Criada na Favela da Palmeira, no bairro Fonseca, em Niterói, Benny nasceu em 1991 e enfrentou, ainda na adolescência, a perda da mãe. Ao longo da juventude, relata ter lidado com rejeição familiar, interrupções no percurso escolar e obstáculos para acessar o mercado de trabalho. Formada em Jornalismo, passou a atuar publicamente a partir de experiências pessoais relacionadas à identidade de gênero, à vivência na periferia e ao enfrentamento cotidiano de situações de discriminação
A partir desses relatos, a ativista passou a reunir dados que ajudam a dimensionar o cenário enfrentado pela população trans no país. Segundo informações citadas por ela, o Brasil permanece, pelo 16º ano consecutivo, como o país com maior número de assassinatos de pessoas trans no mundo. Ela ressalta que a violência não se restringe aos homicídios e se manifesta também em diferentes áreas da vida social.

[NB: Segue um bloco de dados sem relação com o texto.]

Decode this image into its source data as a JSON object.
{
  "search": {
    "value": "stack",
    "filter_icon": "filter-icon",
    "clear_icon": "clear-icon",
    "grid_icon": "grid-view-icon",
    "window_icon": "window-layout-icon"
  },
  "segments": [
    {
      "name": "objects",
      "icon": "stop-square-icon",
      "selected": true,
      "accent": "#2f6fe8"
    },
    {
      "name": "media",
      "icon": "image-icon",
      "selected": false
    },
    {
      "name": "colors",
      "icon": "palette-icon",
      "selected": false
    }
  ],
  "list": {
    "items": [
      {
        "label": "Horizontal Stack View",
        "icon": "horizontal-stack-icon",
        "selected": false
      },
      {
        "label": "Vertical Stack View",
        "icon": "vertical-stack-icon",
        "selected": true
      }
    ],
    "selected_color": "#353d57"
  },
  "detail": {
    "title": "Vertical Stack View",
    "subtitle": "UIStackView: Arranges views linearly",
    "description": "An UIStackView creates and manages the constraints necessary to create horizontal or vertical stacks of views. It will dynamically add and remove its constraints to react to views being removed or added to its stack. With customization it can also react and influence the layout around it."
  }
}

Entre os indicadores apresentados estão os relacionados ao mercado de trabalho. Apenas cerca de 25% das pessoas trans estão no emprego formal, percentual que cai para aproximadamente 20,7% entre mulheres trans. Mesmo quando conseguem inserção profissional, a renda média permanece cerca de 32% inferior à da população geral com o mesmo nível de escolaridade.
Na educação, levantamentos indicam que aproximadamente 82% das pessoas trans abandonam o ensino médio antes da conclusão, frequentemente em função de episódios de discriminação no ambiente escolar. No ensino superior, a presença desse grupo é estimada em cerca de 0,2% do total de estudantes em universidades federais.
Na área da saúde, Benny relata dificuldades relacionadas à falta de acolhimento, estigmas e ausência de políticas específicas. Mais da metade das pessoas trans já recebeu diagnóstico de transtornos associados à ansiedade, depressão ou estresse. A vulnerabilidade ao HIV também é apontada como maior, agravada por barreiras no acesso ao atendimento integral.
Benny também afirma ter sido alvo de ameaças e ataques, o que resultou em medidas de proteção e afastamento temporário do país em 2021, com acompanhamento de organismos internacionais de defesa de direitos humanos.